なぜか「ベルサイユのばら(以下、ベルばら)」を最近読んでます。
なぜか、でもないですね。
Amazonで期間限定無料だったからですw

https://.ly/498Fy6H

もちろん全巻無料ではないので、途中まで読んだら、さっそく図書館に在庫があるか確認。
漫画とはいえ、超大名作&フランス革命などの歴史教養要素が濃いので、ぜったい図書館に置いてあるはずさ!と思ったら、本当に置いてあった。
私の血税、グッド還元!

読んでみて…
改めて思いました。

名作と言われるものに
ハズレなしですね…。

当たり前だよ!何言ってんだ!
ですけどね。
こりゃみんな夢中になるわ!
と思いました。
展開がめっちゃ劇的なんだもん。

フランス革命という史実を軸に、マリーアントワネット、フェルゼン(ハンス・アクセル・フォン・フェルセン)、オスカル&アンドレのフィクション人物チーム(言い方)の悲喜交々あふれる大河ドラマ。

最終的にはみんな破滅するんだよって分かってても、1話ごとに「おおお〜〜おおお〜〜」と唸りながら読み進める面白さ。
※オスカル&アンドレのフィクションチームは破滅っていうか、ほぼ殉職ですね。
まじ大変だったね、あんたたち…。
とか勝手に目頭を熱くしてましたけども。

なんでオスカルは「男装の麗人」なのか

これってフェミニズムなんじゃ?と思ったのがここでした。
オスカルは「男装の麗人」つまり、生物学的には女性だけど、社会的性別(ジェンダー)でいうと男性(扱い)。

武門の家に生まれ、男児を待ち望んでいた父親に「男」として育てられ、男性としての教育を受けたオスカル。
成人してからは王太子妃付きの近衛士官=武人になる。それを周囲(社会)も公然の事実としていて物語を成立させてんですね。
単純に、1972年にこれを描くって無茶苦茶斬新…すげえぜ、池田先生…。

しかも、途中定期的に「女性とわかっててもオスカルが好き!」な女性が現れては「オスカル様が男だったら」って、マジ号泣するんですよ。ちなみに、その人たちはビアンじゃない。

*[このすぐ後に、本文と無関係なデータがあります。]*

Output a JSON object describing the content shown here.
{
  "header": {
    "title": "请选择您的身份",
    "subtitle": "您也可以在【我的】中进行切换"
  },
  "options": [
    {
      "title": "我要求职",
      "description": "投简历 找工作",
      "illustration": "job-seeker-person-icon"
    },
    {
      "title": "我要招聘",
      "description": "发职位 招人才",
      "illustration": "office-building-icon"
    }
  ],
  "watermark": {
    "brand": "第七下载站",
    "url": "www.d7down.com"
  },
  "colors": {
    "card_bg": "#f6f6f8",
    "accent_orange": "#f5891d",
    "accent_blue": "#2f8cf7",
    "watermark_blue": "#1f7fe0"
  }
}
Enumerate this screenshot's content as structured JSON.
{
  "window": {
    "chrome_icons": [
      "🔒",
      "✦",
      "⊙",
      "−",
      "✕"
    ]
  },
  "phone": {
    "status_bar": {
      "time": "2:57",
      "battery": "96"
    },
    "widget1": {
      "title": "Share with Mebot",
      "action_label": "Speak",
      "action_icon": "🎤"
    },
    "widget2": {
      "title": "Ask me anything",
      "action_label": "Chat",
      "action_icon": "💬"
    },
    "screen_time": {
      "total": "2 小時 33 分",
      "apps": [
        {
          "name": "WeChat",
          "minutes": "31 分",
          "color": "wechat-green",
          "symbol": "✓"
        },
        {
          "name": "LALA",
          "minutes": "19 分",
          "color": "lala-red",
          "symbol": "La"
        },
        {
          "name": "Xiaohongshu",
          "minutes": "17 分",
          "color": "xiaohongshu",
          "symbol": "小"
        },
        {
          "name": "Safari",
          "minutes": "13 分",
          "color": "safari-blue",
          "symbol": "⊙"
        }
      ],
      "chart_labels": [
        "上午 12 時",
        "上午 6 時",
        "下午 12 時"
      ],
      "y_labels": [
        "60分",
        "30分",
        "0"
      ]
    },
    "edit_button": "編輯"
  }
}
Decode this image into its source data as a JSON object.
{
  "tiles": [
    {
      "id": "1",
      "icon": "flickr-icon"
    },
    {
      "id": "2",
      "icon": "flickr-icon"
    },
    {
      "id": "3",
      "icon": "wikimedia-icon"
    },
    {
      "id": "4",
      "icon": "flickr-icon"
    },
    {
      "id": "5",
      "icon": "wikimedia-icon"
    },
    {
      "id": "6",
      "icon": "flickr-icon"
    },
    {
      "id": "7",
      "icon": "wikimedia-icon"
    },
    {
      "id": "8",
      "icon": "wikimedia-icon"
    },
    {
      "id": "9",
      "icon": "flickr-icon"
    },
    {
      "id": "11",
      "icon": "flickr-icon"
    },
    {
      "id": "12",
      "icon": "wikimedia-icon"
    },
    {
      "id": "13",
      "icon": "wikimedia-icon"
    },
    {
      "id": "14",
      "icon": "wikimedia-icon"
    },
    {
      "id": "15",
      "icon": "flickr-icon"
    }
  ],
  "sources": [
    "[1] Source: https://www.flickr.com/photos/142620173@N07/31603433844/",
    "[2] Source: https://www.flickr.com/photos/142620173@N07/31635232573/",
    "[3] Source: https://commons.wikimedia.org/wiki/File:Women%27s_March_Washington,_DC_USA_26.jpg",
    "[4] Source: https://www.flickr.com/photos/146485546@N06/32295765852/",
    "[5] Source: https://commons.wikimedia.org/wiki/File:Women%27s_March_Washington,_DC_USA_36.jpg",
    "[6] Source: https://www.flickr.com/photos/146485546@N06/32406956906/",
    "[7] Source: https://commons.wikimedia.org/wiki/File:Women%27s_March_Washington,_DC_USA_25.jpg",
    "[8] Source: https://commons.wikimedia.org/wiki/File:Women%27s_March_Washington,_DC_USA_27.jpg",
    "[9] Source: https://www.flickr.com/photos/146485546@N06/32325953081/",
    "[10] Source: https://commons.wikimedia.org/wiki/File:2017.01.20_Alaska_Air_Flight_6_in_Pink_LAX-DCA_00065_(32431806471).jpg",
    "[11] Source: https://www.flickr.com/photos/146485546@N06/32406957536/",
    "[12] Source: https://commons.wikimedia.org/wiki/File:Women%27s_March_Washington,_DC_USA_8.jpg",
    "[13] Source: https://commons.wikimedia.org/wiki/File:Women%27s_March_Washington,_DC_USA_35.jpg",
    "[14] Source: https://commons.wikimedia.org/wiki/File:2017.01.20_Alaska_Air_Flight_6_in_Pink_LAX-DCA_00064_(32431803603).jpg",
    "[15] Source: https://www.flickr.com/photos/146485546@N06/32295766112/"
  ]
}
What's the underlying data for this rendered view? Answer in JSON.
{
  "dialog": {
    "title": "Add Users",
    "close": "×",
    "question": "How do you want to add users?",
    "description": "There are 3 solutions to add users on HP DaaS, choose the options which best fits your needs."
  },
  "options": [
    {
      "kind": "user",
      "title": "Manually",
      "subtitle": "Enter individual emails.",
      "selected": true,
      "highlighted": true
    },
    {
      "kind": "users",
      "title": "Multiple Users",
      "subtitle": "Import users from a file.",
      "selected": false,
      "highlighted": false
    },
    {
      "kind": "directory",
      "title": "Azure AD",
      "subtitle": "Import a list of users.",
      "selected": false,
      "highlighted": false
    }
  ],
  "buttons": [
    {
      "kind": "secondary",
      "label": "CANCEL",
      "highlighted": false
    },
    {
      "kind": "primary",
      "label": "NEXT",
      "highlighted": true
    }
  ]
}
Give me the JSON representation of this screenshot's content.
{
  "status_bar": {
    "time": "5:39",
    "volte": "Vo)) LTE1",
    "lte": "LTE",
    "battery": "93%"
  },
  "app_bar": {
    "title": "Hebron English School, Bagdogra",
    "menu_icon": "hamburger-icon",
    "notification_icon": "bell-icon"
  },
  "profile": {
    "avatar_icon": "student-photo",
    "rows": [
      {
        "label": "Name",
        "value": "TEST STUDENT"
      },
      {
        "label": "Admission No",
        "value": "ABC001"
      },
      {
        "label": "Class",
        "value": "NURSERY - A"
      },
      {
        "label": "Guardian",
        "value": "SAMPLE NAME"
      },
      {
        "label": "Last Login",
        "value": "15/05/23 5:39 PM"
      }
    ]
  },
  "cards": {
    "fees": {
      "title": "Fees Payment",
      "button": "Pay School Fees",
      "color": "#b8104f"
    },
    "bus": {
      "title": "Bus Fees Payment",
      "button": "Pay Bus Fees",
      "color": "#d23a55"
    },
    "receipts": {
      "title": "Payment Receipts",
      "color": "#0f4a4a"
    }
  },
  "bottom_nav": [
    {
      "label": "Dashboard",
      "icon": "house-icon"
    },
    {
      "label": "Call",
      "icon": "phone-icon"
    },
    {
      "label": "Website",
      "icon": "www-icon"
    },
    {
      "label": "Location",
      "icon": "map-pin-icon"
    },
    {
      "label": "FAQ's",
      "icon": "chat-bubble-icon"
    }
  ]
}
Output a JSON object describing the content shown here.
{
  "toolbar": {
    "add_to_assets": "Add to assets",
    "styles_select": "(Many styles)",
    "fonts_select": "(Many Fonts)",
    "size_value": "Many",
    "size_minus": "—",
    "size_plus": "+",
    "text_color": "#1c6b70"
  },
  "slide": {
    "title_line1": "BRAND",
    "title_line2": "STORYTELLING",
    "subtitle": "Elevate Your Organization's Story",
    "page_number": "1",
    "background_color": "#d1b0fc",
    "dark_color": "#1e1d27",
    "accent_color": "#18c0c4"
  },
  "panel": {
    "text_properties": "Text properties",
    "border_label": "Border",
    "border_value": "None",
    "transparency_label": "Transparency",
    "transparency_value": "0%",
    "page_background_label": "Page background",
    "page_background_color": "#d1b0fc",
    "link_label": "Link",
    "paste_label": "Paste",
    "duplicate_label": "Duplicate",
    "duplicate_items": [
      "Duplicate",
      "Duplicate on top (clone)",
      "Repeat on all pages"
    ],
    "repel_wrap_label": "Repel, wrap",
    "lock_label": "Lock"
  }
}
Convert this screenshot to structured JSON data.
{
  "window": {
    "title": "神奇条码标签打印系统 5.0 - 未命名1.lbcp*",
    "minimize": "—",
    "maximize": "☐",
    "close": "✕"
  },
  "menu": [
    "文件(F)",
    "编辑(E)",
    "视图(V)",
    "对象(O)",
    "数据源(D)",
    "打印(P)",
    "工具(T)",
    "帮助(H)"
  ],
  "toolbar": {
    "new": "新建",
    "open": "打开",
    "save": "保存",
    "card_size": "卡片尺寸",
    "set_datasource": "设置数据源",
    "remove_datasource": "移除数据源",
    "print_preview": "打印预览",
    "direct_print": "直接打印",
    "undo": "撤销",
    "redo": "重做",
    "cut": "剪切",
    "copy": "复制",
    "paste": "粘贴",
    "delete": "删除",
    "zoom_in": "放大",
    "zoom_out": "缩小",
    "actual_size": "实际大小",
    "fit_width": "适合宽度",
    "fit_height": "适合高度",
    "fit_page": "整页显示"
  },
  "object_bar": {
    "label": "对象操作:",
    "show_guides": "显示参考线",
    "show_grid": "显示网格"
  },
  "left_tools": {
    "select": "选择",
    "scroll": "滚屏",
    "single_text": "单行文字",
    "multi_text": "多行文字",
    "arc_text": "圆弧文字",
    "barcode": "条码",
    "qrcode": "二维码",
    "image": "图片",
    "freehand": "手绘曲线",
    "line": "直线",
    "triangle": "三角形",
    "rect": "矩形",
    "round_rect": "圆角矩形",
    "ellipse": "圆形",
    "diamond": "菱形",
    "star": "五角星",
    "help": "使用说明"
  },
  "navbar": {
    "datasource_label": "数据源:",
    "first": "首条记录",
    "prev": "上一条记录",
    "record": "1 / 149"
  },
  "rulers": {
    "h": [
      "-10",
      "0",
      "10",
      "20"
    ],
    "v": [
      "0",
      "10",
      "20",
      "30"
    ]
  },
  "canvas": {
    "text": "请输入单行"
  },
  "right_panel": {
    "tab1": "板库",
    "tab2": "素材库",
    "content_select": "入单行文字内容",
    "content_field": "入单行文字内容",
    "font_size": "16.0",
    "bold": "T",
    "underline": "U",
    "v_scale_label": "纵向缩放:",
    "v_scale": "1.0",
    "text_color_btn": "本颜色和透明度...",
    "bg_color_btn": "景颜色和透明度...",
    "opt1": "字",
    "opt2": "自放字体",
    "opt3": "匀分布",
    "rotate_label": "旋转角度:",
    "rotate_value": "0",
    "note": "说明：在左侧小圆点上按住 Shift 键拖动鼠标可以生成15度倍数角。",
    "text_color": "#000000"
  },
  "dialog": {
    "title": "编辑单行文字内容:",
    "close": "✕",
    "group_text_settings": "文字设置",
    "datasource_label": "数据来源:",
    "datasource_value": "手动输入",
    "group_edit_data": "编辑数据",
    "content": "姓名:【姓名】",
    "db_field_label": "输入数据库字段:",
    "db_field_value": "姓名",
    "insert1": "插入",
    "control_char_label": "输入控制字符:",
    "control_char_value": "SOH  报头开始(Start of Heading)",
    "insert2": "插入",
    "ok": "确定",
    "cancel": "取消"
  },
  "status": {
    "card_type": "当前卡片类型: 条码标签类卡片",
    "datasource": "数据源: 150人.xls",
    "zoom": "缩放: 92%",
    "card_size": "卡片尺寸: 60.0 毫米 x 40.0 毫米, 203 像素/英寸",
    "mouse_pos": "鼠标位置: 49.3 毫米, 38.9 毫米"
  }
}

そこで「オスカルの男っぷり最高!」となるのと同時に、女性性がぐっと薄くなるわけ。読んでる側としてはこれを刷り込まされるんですね。

最初は、この男女問わず引きつけてしまう、圧倒的美の力を背負ってるってなかなか大変だよなあと勝手に同情したりしてたけど、なんかそれだけじゃなくて。つーか、そこじゃねーなと。

要は、これってオスカルが男性だったとしても話は成立するのに「なんで”男装の麗人”って設定にしたんだろう、池田先生はオスカルに何を託したんだろう」とふっと思ってしまったんですよ。

オスカルの苦悩

オスカルも当然悩むわけですよ。ストーリーの途中「あなたも同じ女性として、異性を愛する喜びを知らないのか?知りたくはないのか?」なんてアントワネットさんに聞かれちゃって。
オスカルにも好きな人(フェルゼンやアンドレ)はいるから「そういうこともありましょう。私だって女だ」ってなるんだけどね。

でも物語の流れと共に、一人の人生として、オスカルが「私のやるべきこと」を考えた時に、それを実行するって、当時の女性が置かれていた社会的立場では絶対不可能なことなんですよね。

「社会を変えてみせる」
「戦場でみんなと共に戦う」

政治も戦争も男たちが運営していて、女性が入る隙はない。
逆に当時の女性の立ち位置の極ってどんなだ?と考えると、その象徴みたいなのがアントワネットだなと。

14歳で政略結婚のためにフランスへ嫁ぎ、ルイ16世の王妃になる。王との子供を産みながらも、日々の虚無感を埋めるために贅沢はやめられず、他に好きな人(フェルゼン)ができて、隠れて必死に逢瀬を重ねたり。

こうして書くと刹那的で俗物的で、すっげー儚く生きてんな、この人…と思ったりもしたけど、でも社会で女性は「政治の道具」=ものとして扱われてんですよね。最高位の「王妃」であっても。自分の人生をどう生きるかって決定意志を自分じゃ持てないんですよ。

なんかそれを思うと「ああ……」ってため息が出るし、池田先生はそこも含めて「男装の麗人」を描いたのかなあと。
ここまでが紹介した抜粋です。